= Karl Schaum =

German chemist (1870–1947)

Ferdinand Karl Franz Schaum (14 July 1870, Frankfurt am Main – 30 January 1947, Gießen) was a German chemist who specialized in the field of photochemistry.

He studied mathematics and sciences at the Universities of Basel, Berlin, Leipzig and Marburg, earning his doctorate at the latter institution in 1893. Afterwards, he served as an assistant to Theodor Zincke at Marburg and to Wilhelm Ostwald in Leipzig. In 1897 he obtained his habilitation at Marburg with a thesis on types of isometry.

In 1904 he became an associate professor of physical chemistry at the University of Marburg, where he was an important influence towards the career of chemist Max Volmer. In 1908 he relocated to the University of Leipzig as an associate professor of photochemistry and scientific photography. From 1914 to 1935 he worked as a full professor of physical chemistry at the University of Giessen.
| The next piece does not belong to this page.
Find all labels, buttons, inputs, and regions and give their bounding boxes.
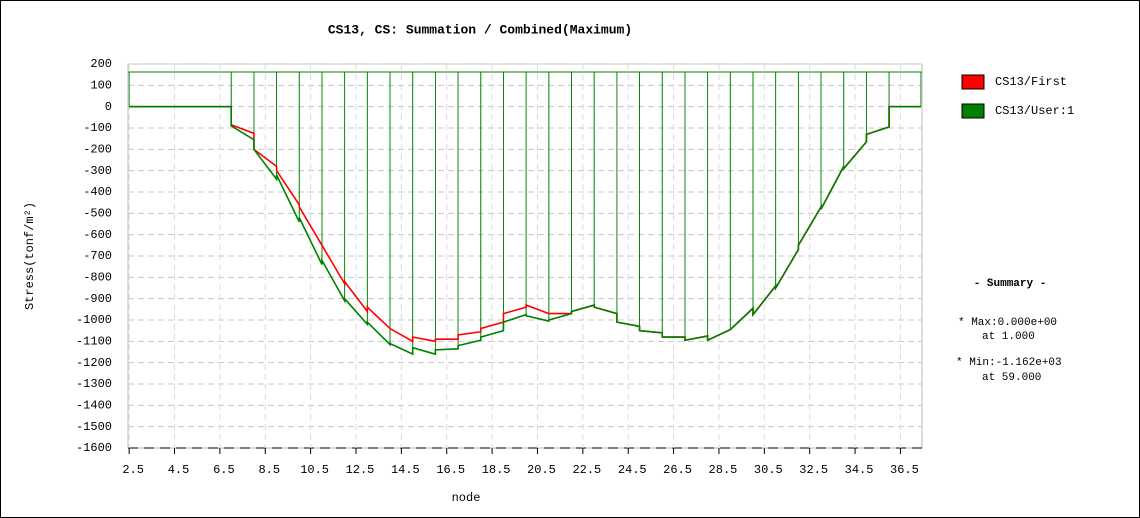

Schaum was a member of the Gesellschaft zur Beförderung der gesamten Naturwissenschaften Marburg.

== Published works ==
With zoologist Eugen Korschelt and others, he was co-author of the multi-volume "Handwörterbuch der naturwissenschaften". Also, he was editor of the journal "Zeitschrift für wissenschaftliche Photographie, Photophysik und Photochemie". The following are a few of his principal works:
- Die Arten der Isometrie. Eine kritische Studie, 1897 - Types of isometry, a critical study.
- Kraft und Leben in der Natur : Lesestücke aus dem Gebiete der Physik und der Chemie, der Botanik und der Zoologie, 1904 - Vitality in nature, Literature in the fields of physics, chemistry, botany and zoology.
- Photochemie und Photographie, 1908 - Photochemistry and photography.